Под эти праздники в доме всюду мыли гладкие дубовые полы,
от топки скоро сохнувшие, а потом застилали их чистыми
попонами, в наилучшем порядке расставляли по своим местам
сдвинутые на время работы мебели, а в углах, перед золочеными и
серебряными окладами икон, зажигали лампады и свечи, все же
прочие огни тушили. К этому часу уже темно синела зимняя ночь
за окнами и все расходились по своим спальным горницам. В доме
водворялась тогда полная тишина, благоговейный и как бы ждущий
чего-то покой, как нельзя более подобающий ночному священному
виду икон, озаренных скорбно и умилительно.

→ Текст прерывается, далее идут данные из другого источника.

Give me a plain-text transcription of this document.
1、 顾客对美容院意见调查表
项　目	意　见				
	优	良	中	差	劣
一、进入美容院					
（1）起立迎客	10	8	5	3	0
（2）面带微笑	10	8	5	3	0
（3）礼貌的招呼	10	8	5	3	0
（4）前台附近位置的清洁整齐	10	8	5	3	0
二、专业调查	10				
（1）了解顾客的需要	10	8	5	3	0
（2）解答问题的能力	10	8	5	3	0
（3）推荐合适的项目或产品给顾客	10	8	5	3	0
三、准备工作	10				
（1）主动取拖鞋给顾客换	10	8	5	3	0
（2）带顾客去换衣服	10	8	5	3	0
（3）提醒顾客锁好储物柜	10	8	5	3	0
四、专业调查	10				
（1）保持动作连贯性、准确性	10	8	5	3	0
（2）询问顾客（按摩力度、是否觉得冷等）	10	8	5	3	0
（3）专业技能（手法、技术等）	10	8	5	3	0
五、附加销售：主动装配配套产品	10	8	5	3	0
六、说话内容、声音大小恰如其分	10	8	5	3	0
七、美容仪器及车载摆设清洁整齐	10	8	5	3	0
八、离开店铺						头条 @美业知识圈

Зимой гостила иногда в усадьбе странница Машенька,
седенькая, сухенькая и дробная, как девочка. И вот только она
одна во всем доме не спала в такие ночи: придя после ужина из
людской в прихожую и сняв с своих маленьких ног в шерстяных
чулках валенки, она бесшумно обходила по мягким попонам все эти
жаркие, таинственно освещенные комнаты, всюду становилась на
колени, крестилась, кланялась перед иконами, а там опять шла в
прихожую, садилась на черный ларь, спокон веку стоявший в ней,
и вполголоса читала молитвы, псалмы или же просто говорила сама
с собой. Так и узнал я однажды про этого "божьего зверя,
господня волка": услыхал, как молилась ему Машенька.